This week, news came out about North Korea appealing to its women to have more babies. The country is experiencing a falling birth rate, which is bad if it wants to continue sustaining its economy by replacing older generations of the population with younger ones. North Korea isn’t really open about releasing its demographic statistics, but South Korea has estimated that the nation’s birth rate has been falling for at least the past decade. North Korean state media also released a video of its leader, Kim Jong Un, appearing to cry as he talked about the country’s falling birth rate. 

But North Korea isn’t the only one with a falling birth rate; China, Japan, South Korea, the US and others are dealing with this same challenge.

China has rolled out cash incentives for new families and younger brides as well as boosting support for fertility treatments to increase its birth rate. South Korea, Singapore, France, Australia, Canada, Russia and Poland have all offered bonuses for new parents per child. And some places in Germany even offer free childcare.  
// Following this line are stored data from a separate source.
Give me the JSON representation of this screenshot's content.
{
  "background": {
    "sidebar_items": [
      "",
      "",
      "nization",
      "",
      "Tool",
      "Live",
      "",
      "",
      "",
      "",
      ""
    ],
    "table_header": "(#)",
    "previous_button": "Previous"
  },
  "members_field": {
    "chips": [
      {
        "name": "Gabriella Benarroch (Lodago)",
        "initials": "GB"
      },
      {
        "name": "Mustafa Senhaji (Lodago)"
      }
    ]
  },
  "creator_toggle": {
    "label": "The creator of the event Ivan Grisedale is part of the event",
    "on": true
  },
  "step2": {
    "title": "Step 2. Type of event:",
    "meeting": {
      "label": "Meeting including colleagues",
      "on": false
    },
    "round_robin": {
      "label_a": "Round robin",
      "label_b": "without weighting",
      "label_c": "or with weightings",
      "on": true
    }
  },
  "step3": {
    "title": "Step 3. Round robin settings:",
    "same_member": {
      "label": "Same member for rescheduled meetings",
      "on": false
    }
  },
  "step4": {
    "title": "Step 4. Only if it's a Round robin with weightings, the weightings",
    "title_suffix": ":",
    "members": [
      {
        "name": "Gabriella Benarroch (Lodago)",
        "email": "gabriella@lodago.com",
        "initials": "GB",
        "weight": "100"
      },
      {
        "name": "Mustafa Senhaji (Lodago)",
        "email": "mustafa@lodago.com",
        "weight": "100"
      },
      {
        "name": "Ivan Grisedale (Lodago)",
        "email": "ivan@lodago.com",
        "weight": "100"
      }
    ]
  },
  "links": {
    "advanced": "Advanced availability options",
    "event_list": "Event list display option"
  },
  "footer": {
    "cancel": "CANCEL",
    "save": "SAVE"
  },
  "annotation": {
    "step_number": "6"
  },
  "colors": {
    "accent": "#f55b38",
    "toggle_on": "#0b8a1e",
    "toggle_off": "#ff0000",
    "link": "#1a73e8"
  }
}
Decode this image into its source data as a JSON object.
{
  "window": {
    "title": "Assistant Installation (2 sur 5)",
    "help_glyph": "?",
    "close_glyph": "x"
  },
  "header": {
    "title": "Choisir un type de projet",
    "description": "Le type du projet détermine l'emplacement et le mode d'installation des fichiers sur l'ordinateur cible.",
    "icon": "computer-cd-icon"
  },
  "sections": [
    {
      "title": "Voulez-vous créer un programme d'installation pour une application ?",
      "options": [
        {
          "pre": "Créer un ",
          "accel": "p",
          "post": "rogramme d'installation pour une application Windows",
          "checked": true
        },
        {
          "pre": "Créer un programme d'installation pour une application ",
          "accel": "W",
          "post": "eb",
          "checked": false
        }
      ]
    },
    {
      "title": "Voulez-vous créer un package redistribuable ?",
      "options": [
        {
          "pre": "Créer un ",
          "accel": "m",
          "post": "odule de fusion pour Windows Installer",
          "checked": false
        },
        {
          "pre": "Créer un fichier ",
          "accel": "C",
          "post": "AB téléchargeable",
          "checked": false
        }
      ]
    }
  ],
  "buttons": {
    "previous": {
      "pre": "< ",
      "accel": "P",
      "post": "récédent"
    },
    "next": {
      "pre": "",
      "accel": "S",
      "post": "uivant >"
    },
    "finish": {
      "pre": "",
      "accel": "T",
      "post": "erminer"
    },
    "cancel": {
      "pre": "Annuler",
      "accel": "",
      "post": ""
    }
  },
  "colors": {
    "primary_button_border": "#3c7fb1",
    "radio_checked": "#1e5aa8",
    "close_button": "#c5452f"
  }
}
Taiwan has been dealing with a falling birth rate for decades and has tried a few different methods for boosting it, including offering six months of paid parental leave reimbursed at 60% of a new parent’s pay (then eventually bringing that up to 80%). It also began offering cash benefits and tax breaks to newer parents, too, and started pouring money into childcare centers. In total, these approaches cost the region over US$3 billion. But so far, these incentives don’t seem to be reversing the birth rate problems.

So, how exactly do you convince people to start having more kids?

Making childcare more affordable for families is one way that worked well in the town of Nagi-cho, Japan. This makes it easier for working parents to raise a child without piling on the expenses associated with childcare. Since the town rolled out its family incentives, it’s managed to double the birth rate over the past decade or so.

Another approach is to make work more flexible so that parents will be available to take care of their own children. This has worked well in places like Sweden and Germany.

"We have an understanding that during some part of their life, women and men have small children, and sometimes they have to go home early from work," says Professor Gunnar Andersson, head of Stockholm University's Demography Unit.

Yet another approach is to encourage men to be more involved at home, making domestic life more gender-balanced. A study in Seoul has shown that fertility rates increased when men helped out more at home. 

But maybe the best way to bring fertility rates up is to make the world a better place. “Young adults are living in a world which is characterized by many crises,” like war and climate change, explains Jessica Nisén, a family demographer at the University of Turku in Finland. This reality makes it difficult for young people to be confident they’ll be bringing a child into the kind of world worth living in.